Who is Miley Cyrus? To much of the public, she’s a tongue-waggling, sexed-up former child star who writes dumb songs about Americans’ right to party. And actually, that might be exactly who she is. On the other hand, she could be a 20-year-old kid who’s lived hard and fast without many rules and is probably going to do some stuff she regrets, stuff that will live online forever. As a 20-year-old, she’s also going to make some art that, like any long-lasting artist, she may absolutely abhor years from now. That’s what being young is, though: believing that every single thing you do is right and realizing years later how ill-conceived it all was.

That kind of youthful exuberance and “I do what I want, when I want” attitude is what makes Cyrus’ new album, Bangerz, a solid success. The record’s two big singles—”We Can’t Stop” and “Wrecking Ball”—have already torn up both the radio and video worlds, though the success in the latter field is probably because of the titillating videos. Separate the songs from the lick-happy clips, though, and they’re solid ballads. “We Can’t Stop” is a call-to-arms for a younger generation, a reminder to older people that, fortunately or unfortunately, life is like an ever-flowing river; these kids with their Molly and their pasties will be our age soon, just as we were once where they are. And “Wrecking Ball” is a modern day “My Heart Will Go On,” a song about love lost and found, but also about—again—the idea of youth burning hard and fast and then fading away.


The concept of fleeting youth runs the length of Bangerz. Though Cyrus may act older than 20, lyrics about the time she was “drivin’ so fast” she was about to “piss on [herself]” (“4x4”) and copious text-message references in songs like “SMS (Bangerz)” or “FU” belie her age. While she might be young at heart, though, Cyrus is a bit of an old voice. Her pipes are solid throughout Bangerz, and on the rare occasions that producers overlay her vocals with Auto-Tune (“My Darlin’”), it weakens the material. The former Hannah Montana star can belt with the best of them, as evidenced on tracks like the Kelly Clarkson and Pink-reminiscent “Maybe You’re Right” or the aforementioned “Wrecking Ball.” (That being said, Cyrus absolutely cannot rap, as horrifyingly evidenced by her Kreayshawn-like turns on “SMS (Bangerz)” and “Do My Thang.”)

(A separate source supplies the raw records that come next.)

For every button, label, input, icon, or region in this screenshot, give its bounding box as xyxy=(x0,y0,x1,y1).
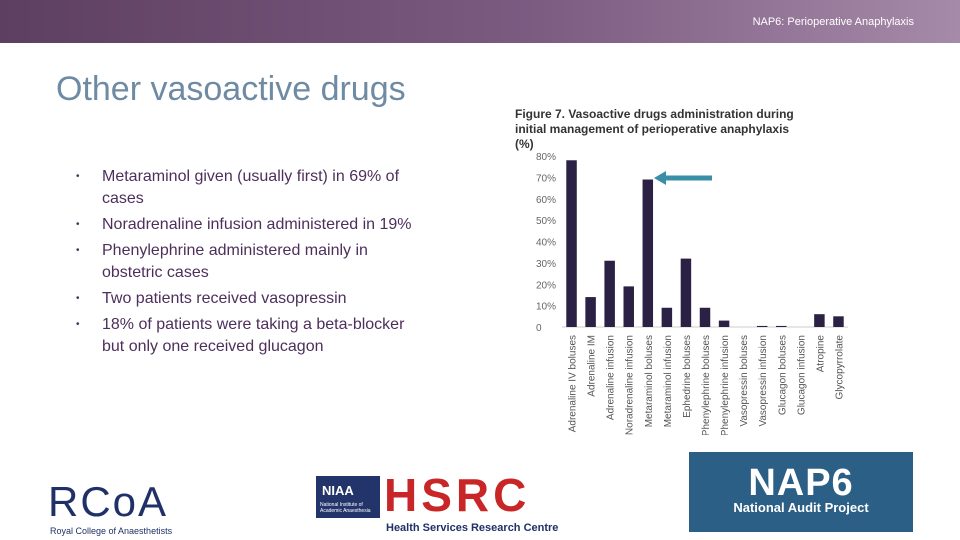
y-tick-label: 30% xyxy=(536,259,556,270)
bullet-item: • Phenylephrine administered mainly in ob… xyxy=(68,240,418,284)
rcoa-logo: RCoA Royal College of Anaesthetists xyxy=(48,478,198,540)
x-category-label: Phenylephrine boluses xyxy=(701,335,712,435)
y-tick-label: 10% xyxy=(536,302,556,313)
y-tick-label: 0 xyxy=(536,323,542,334)
bar xyxy=(661,307,673,327)
x-category-label: Glucagon infusion xyxy=(796,335,807,415)
bullet-item: • 18% of patients were taking a beta-bloc… xyxy=(68,314,418,358)
x-category-label: Atropine xyxy=(815,335,826,373)
hsrc-logo: HSRC Health Services Research Centre xyxy=(384,469,574,538)
x-category-label: Adrenaline infusion xyxy=(606,335,617,420)
x-category-label: Adrenaline IV boluses xyxy=(568,335,579,432)
bar xyxy=(814,314,825,327)
bullet-text: Phenylephrine administered mainly in obs… xyxy=(102,242,368,281)
nap6-logo: NAP6 National Audit Project xyxy=(689,452,913,532)
x-category-label: Metaraminol boluses xyxy=(644,335,655,427)
x-category-label: Vasopressin boluses xyxy=(739,335,750,427)
y-tick-label: 70% xyxy=(536,173,556,184)
x-category-label: Metaraminol infusion xyxy=(663,335,674,427)
bullet-item: • Two patients received vasopressin xyxy=(68,288,418,310)
x-category-label: Glucagon boluses xyxy=(777,335,788,415)
bullet-item: • Metaraminol given (usually first) in 69… xyxy=(68,166,418,210)
nap6-logo-title: NAP6 xyxy=(748,462,854,504)
bar xyxy=(718,320,730,327)
niaa-logo: NIAA National Institute of Academic Anae… xyxy=(316,476,380,518)
bar xyxy=(642,179,654,327)
hsrc-logo-letters: HSRC xyxy=(384,469,531,521)
x-category-label: Vasopressin infusion xyxy=(758,335,769,427)
bar xyxy=(604,260,615,327)
nap6-logo-subtitle: National Audit Project xyxy=(733,500,869,515)
bullet-icon: • xyxy=(76,319,80,330)
rcoa-logo-letters: RCoA xyxy=(48,478,169,525)
bar xyxy=(833,316,844,327)
bullet-text: Metaraminol given (usually first) in 69%… xyxy=(102,168,400,207)
bullet-icon: • xyxy=(76,245,80,256)
bar xyxy=(566,160,577,327)
x-category-label: Phenylephrine infusion xyxy=(720,335,731,435)
y-tick-label: 20% xyxy=(536,280,556,291)
x-category-label: Glycopyrrolate xyxy=(834,335,845,400)
bar xyxy=(699,307,711,327)
x-category-label: Ephedrine boluses xyxy=(682,335,693,418)
rcoa-logo-subtitle: Royal College of Anaesthetists xyxy=(50,526,173,536)
y-tick-label: 60% xyxy=(536,195,556,206)
header-title: NAP6: Perioperative Anaphylaxis xyxy=(752,16,914,28)
niaa-logo-text: NIAA xyxy=(322,483,354,498)
y-tick-label: 80% xyxy=(536,152,556,163)
bullet-list: • Metaraminol given (usually first) in 69… xyxy=(68,166,418,362)
slide-title: Other vasoactive drugs xyxy=(56,70,406,108)
chart-svg: 80% 70% 60% 50% 40% 30% 20% 10% 0 Adrenaline IV b… xyxy=(536,152,848,435)
bullet-icon: • xyxy=(76,171,80,182)
x-category-label: Adrenaline IM xyxy=(587,335,598,397)
bullet-item: • Noradrenaline infusion administered in … xyxy=(68,214,418,236)
figure-7-chart: Figure 7. Vasoactive drugs administratio… xyxy=(510,105,860,435)
bar xyxy=(776,325,787,327)
bullet-icon: • xyxy=(76,293,80,304)
bullet-text: 18% of patients were taking a beta-block… xyxy=(102,316,405,355)
bar xyxy=(585,297,596,327)
bar xyxy=(756,325,768,327)
bullet-text: Two patients received vasopressin xyxy=(102,290,347,307)
x-category-label: Noradrenaline infusion xyxy=(625,335,636,435)
niaa-logo-subtitle: National Institute of Academic Anaesthes… xyxy=(320,502,371,514)
bullet-text: Noradrenaline infusion administered in 1… xyxy=(102,216,412,233)
bar xyxy=(623,286,634,327)
header-bar: NAP6: Perioperative Anaphylaxis xyxy=(0,0,960,43)
y-tick-label: 40% xyxy=(536,238,556,249)
bullet-icon: • xyxy=(76,219,80,230)
y-tick-label: 50% xyxy=(536,216,556,227)
chart-title: Figure 7. Vasoactive drugs administratio… xyxy=(515,107,794,151)
hsrc-logo-subtitle: Health Services Research Centre xyxy=(386,522,559,534)
left-arrow-icon xyxy=(654,171,712,185)
bar xyxy=(680,258,692,327)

Cyrus (or her managers or producers or mom or whoever) is also great at song selection. While the singer didn’t solely write any of the tracks on the album, each song is still perfectly tailored to her personality and musical range. The Pharrell-produced “4x4,” for instance, is progressive in its beats and reminiscent of Scale-era Matthew Herbert. Rather than get too heady, though, the lyrics take the song in a silly Bonnie-and-Clyde direction, complete with a contribution from Nelly. While “#GETITRIGHT,” another song from Pharrell, could go in a really adult direction, what with lines about how Cyrus is “feeling like [she has] no panties on,” the whistling choruses and whimsical sing-alongs make the song perfectly appropriate for an early-twentysomething, albeit one who has no problem with nudity. Even the EDM-aping “FU” seems perfect for the album, rather than just thrown in to stay with the times.

There are weak points on Bangerz, but not very many. The bonus tracks—“Rooting For My Baby,” “On My Own,” and “Hands In The Air”—are all pretty boring and the Mike Will-produced “My Darlin” samples Ben E. King’s “Stand By Me” for no real reason. Still, those stumbles are few and far between for a record that could be so easily dismissed by the holier-than-thou public and their side-eyed glances at Cyrus’ “Wrecking Ball” sideboob. With its fresh, smart takes on youth, heartbreak, and modern culture, Bangerz is a record that could very well legitimize Miley Cyrus.